Converting "123": Success - 123
Converting "abc": Error - Invalid number format
Converting "3.14": Success - 3.14
Converting "999999999999": Error - Number too large
Valid number check: "42" -> true
Valid number check: "abc" -> false
Formatted number: 3.14159 -> 3.14

Hints:

  • Use try-catch blocks to handle NumberFormatException
  • Use Integer.parseInt() and Double.parseDouble()
  • Check for null or empty strings before conversion
  • Use String.matches() with regex for validation
  • Use String.format() for number formatting
  • Consider using wrapper classes for nullable results

Submit Your Work

  • Add your Java Codes and a screenshot of the output in the zip file.
  • Add your Full Name, Program, Year, and Section in your code.
Please compress your Java file and any related files into a ZIP archive. Name your file as: lastname_first_name_course_year_section_exercise_7.zip.

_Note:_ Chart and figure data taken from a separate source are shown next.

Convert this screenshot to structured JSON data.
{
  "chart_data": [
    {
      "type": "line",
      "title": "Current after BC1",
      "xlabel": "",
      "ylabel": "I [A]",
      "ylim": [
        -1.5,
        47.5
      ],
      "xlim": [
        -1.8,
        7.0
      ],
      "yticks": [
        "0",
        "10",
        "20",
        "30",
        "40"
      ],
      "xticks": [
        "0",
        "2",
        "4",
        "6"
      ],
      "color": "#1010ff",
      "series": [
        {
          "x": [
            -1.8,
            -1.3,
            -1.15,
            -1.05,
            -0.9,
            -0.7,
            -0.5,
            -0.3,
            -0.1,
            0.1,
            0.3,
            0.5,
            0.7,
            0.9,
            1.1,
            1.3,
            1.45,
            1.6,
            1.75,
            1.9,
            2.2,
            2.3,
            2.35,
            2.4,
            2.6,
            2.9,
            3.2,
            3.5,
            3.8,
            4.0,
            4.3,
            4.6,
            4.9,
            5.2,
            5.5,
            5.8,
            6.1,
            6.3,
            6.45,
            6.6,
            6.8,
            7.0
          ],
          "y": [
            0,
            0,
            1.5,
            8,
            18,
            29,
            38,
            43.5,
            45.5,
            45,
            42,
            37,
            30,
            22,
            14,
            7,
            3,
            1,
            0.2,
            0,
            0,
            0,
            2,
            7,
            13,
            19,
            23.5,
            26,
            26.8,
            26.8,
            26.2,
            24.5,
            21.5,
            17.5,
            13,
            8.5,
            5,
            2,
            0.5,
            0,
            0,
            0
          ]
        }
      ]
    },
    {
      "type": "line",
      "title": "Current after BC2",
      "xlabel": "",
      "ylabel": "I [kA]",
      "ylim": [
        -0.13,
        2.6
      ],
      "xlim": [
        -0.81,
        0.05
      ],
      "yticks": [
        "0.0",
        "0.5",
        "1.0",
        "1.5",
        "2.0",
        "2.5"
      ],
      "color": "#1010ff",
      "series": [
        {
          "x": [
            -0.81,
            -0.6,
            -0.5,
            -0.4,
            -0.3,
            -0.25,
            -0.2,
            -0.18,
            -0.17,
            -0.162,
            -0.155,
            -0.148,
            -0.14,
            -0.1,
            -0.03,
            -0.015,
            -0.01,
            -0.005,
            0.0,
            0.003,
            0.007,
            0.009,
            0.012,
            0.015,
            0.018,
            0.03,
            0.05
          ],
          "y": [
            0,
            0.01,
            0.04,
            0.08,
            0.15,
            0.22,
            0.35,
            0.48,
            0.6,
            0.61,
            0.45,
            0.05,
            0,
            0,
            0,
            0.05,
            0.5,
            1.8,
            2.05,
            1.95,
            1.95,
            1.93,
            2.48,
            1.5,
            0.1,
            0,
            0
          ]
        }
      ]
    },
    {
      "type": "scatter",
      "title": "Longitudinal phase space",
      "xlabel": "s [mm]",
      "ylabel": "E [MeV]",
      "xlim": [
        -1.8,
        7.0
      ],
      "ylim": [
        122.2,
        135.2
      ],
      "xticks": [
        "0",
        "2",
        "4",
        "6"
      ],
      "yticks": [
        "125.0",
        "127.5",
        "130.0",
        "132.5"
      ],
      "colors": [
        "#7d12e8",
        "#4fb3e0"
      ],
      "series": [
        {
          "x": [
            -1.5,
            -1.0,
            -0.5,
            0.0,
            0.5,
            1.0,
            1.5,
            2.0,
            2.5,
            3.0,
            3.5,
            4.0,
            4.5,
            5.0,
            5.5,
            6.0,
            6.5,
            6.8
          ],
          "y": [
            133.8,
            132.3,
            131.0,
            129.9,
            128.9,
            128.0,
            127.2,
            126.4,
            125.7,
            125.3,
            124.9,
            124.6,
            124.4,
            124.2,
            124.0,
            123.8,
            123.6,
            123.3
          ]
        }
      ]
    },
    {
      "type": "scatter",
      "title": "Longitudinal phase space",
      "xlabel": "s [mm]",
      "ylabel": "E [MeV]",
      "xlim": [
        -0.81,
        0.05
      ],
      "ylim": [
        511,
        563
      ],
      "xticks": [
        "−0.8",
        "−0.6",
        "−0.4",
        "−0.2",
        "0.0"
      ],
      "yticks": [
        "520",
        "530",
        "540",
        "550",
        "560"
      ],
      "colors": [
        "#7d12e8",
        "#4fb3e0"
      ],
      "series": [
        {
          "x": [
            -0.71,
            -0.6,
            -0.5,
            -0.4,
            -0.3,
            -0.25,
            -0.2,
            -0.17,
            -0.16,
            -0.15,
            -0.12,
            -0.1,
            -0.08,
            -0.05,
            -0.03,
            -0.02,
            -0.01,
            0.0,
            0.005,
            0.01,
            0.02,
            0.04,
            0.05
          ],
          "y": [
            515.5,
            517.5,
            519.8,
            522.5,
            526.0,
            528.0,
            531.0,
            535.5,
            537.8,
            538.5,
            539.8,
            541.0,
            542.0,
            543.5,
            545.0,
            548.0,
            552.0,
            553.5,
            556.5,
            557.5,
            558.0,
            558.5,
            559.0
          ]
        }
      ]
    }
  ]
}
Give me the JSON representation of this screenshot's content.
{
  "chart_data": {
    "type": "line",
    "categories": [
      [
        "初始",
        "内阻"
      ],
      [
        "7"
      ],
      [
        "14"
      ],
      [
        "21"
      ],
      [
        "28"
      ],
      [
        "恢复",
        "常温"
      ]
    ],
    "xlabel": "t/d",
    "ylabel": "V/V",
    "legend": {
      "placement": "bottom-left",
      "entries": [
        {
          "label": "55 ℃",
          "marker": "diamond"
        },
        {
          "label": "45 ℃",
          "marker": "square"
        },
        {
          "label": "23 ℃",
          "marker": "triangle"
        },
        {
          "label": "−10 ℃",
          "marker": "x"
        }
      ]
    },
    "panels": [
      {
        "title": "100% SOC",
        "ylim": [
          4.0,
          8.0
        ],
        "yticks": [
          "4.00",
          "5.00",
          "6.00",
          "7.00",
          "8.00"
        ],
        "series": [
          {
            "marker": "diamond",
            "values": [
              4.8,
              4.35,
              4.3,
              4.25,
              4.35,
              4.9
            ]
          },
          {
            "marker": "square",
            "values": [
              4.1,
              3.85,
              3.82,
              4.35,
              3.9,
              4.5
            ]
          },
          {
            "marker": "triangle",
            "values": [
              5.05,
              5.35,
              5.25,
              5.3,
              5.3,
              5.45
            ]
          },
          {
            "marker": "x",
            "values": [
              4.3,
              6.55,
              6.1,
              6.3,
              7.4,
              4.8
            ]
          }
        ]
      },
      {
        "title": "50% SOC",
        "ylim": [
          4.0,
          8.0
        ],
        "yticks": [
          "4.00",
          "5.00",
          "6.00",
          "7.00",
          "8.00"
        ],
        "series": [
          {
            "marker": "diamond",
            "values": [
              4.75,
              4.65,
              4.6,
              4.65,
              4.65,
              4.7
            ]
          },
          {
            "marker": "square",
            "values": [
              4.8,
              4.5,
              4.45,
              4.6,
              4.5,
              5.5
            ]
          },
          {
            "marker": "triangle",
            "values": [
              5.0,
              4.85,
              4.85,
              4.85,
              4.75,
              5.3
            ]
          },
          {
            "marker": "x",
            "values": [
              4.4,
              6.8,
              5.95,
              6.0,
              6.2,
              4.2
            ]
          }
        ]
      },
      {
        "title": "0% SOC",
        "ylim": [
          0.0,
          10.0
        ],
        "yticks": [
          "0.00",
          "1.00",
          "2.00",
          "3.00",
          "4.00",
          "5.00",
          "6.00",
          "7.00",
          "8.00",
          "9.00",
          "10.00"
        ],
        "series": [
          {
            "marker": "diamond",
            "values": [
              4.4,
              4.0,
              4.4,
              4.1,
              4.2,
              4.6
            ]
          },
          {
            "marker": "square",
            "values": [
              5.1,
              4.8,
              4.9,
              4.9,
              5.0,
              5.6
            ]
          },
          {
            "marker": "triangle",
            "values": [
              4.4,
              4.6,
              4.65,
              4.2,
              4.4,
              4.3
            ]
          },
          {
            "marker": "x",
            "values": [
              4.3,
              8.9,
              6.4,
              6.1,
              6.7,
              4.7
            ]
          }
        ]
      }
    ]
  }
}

Maximum file size: 5MB.
2.8

Data Type Performance Analysis

Hard

Analyze and compare the performance characteristics of different data types.

Requirements:

  • Create a program to measure memory usage of different data types
  • Compare performance of primitive vs wrapper classes
  • Measure time for arithmetic operations on different numeric types
  • Analyze string concatenation performance
  • Create a memory-efficient data structure for a specific use case
  • Implement a custom data type with specific constraints
  • Generate a performance report with recommendations

Sample Output:

Memory Usage Analysis:
int: 4 bytes
Integer: 16 bytes
String "Hello": 24 bytes
double: 8 bytes
Double: 24 bytes

Performance Comparison:
Primitive addition: 0.001ms
Wrapper addition: 0.005ms
String concatenation: 0.010ms

Recommendations:
- Use primitives for performance-critical operations
- Use wrappers when null values are needed
- Prefer StringBuilder for multiple string operations

Hints:

  • Use System.currentTimeMillis() for timing
  • Use Runtime.getRuntime().totalMemory() for memory analysis
  • Create large arrays to measure memory differences
  • Use StringBuilder for efficient string operations
  • Consider object overhead when comparing primitives vs wrappers
  • Use loops to create measurable performance differences

Submit Your Work

  • Add your Java Codes and a screenshot of the output in the zip file.
  • Add your Full Name, Program, Year, and Section in your code.
Please compress your Java file and any related files into a ZIP archive. Name your file as: lastname_first_name_course_year_section_exercise_8.zip. Maximum file size: 5MB.

🎉 Module 2 Exercises Complete!

You've practiced Java data types, variables, and type conversion. Ready to move on to control structures!